The Post-Emotional Age

Terina fumbled in her pocket for her pill box, a present from her mother. If you had to live with such an unfortunate disease, Mama had told her bluntly, you might as well have something nice and unobtrusive to hide the necessary medication. Terina had needed a pill then, too, letting her six-year-old bangs hide the shame in her eyes. Thirty years later, she no longer had the benefit of the curtain of hair, but the enameled pill box was a good focus for her gaze. Terina popped out one of the small blue spheres and tucked it under her tongue, letting her body dissolve the medicine as she tried to pay attention to the feed in front of her.

Bodies. Dead bodies, everywhere, laid out across a bloody plain that nearly made Terina sick when she had to look at it. She swallowed bile and willed the pill to dissolve faster, sneaking a glance at her fellow commanding officers, all arrayed around the readout in stolid contemplation.

“Looks like the blast points were precise,” one of the men observed, pointing out charred circles on the readout with his stylus. “They maximized human casualties rather than structural damage.”

“That makes sense,” a blue-eyed woman replied. “That’s one of the few plants that isn’t automated. Without its workers, production will be halved at best. They did their research.” She shook her head in detached admiration. “Intelligent terrorists.”

“Lieutenant Carreas?” the colonel asked, turning to Terina for her opinion.

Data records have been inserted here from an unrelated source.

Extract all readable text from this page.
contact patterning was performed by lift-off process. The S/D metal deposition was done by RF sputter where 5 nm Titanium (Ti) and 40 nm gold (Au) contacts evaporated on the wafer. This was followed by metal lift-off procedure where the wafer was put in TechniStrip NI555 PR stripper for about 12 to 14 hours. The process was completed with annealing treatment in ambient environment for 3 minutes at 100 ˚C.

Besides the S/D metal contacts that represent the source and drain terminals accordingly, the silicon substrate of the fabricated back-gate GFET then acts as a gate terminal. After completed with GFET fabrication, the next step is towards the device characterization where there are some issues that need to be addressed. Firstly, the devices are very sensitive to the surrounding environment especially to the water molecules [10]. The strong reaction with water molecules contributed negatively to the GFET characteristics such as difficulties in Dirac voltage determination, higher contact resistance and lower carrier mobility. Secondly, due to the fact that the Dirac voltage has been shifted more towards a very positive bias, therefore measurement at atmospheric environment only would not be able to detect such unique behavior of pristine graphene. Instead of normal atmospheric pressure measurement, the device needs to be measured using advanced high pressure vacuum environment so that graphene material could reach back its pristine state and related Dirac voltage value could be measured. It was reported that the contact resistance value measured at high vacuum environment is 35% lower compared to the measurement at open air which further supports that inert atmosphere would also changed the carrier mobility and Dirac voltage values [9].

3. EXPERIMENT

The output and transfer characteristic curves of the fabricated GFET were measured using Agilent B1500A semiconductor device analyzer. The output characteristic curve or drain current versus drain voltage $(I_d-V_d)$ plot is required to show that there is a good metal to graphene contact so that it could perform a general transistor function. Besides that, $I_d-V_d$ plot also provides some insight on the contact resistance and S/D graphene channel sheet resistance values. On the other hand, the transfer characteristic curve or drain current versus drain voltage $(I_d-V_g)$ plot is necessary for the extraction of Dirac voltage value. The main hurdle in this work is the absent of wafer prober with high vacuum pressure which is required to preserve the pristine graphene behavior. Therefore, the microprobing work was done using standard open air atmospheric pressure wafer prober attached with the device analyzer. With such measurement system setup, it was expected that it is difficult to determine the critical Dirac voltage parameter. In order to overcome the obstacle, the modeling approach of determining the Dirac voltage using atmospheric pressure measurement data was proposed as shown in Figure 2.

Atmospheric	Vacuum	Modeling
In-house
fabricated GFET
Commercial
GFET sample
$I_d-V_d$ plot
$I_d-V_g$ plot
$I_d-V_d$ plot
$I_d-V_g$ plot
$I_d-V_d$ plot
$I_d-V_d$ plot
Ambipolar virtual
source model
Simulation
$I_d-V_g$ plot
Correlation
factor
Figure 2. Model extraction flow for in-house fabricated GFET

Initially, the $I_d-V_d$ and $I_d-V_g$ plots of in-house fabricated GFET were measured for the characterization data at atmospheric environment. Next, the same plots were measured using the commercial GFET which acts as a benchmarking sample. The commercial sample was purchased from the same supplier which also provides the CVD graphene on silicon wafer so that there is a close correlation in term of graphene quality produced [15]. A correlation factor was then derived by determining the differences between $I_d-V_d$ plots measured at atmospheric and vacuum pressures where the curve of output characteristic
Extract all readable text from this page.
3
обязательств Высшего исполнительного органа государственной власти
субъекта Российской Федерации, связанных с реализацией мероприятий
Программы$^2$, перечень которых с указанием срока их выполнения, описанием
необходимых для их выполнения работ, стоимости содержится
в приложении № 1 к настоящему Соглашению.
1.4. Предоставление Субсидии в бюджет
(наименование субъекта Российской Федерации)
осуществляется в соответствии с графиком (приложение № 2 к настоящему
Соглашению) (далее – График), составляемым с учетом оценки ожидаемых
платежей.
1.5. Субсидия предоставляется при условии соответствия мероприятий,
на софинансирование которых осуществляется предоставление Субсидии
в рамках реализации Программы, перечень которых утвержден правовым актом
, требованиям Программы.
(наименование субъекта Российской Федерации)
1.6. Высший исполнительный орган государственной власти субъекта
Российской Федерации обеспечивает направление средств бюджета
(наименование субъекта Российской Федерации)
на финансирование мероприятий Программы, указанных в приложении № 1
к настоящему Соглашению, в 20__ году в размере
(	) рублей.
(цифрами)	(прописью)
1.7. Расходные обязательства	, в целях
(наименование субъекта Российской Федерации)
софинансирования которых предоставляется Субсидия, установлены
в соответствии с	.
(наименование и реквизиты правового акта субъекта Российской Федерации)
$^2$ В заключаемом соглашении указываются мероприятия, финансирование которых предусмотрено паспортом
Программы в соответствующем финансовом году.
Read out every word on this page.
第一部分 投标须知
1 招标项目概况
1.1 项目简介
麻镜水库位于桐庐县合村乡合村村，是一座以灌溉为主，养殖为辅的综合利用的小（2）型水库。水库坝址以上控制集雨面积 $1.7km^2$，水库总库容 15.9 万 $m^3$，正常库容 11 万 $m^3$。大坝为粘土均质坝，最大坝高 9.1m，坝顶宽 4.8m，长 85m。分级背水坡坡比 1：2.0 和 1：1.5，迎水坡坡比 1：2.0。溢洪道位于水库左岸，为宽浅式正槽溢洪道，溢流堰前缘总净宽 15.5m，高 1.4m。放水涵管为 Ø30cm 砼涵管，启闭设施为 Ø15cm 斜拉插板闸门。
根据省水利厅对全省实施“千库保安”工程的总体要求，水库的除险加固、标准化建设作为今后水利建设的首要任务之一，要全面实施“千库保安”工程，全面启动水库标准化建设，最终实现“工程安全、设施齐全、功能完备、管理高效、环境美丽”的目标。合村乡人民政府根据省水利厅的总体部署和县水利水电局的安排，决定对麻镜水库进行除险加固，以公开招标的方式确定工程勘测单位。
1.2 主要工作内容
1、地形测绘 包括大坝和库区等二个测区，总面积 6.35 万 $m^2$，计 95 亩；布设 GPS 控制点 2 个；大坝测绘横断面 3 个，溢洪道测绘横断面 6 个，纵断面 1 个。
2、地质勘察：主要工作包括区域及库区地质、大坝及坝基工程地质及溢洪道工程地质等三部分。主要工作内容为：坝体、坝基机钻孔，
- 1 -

She jumped a little before she got a hold of herself.

“We’ll have to write to the families,” she said softly, then immediately regretted it when six pairs of incredulous eyes turned towards her. Terina shrank back and crunched the pill between her teeth; anything to get it to dissolve faster and restore her composure.

“Let’s focus on the situation at hand, Carreas,” the colonel suggested, and his disapproval was clear. Terina swallowed the pill. She could finally feel the medication beginning to take effect, detaching her from the weakness of outdated emotional reaction.

“Yes, sir.” Straightening, Terina examined the readouts again, this time more easily able to ignore the mangled bodies at the crime scene. “This looks like Redox residue,” she said at last, circling a blackened piece of ground with her own stylus in order to enlarge it. “It must have been the Xiang rebels. No other group has access to that kind of technology.” The rest of the lieutenants nodded and murmured their agreement. Terina knew that all of them thought her more than a little flighty due to her condition, but they still showed a grudging respect for her skills as an analyst and tactician, provided she remembered to take her medication.

“Good work, Carreas.” The colonel nodded sharply and turned his gaze to the blue-eyed woman. “Lieutenant Holmes, you will lead the dispatch team. Flush out the rebels; if they’re Xiang, they should still be in the area. Make sure they’re caught promptly. We can’t afford any more production delays.” The woman saluted smartly and turned to go, with the rest of the commanding officers following a step afterwards, as soon as the colonel gave the signal of dismissal. Terina hung behind.

As the rest of the lieutenants filed out of the briefing room, Terina traced the images on the screen with her finger, swallowing a lump in her throat. She knew she wasn’t supposed to think about the families. She wasn’t supposed to feel any of this. She wasn’t supposed to feel anything at all.

Turning quickly, Terina hurried to catch up with the rest of the group before she was missed. The slight blur of her vision was something she had learned to accept. Once the medication took full effect, it would be gone.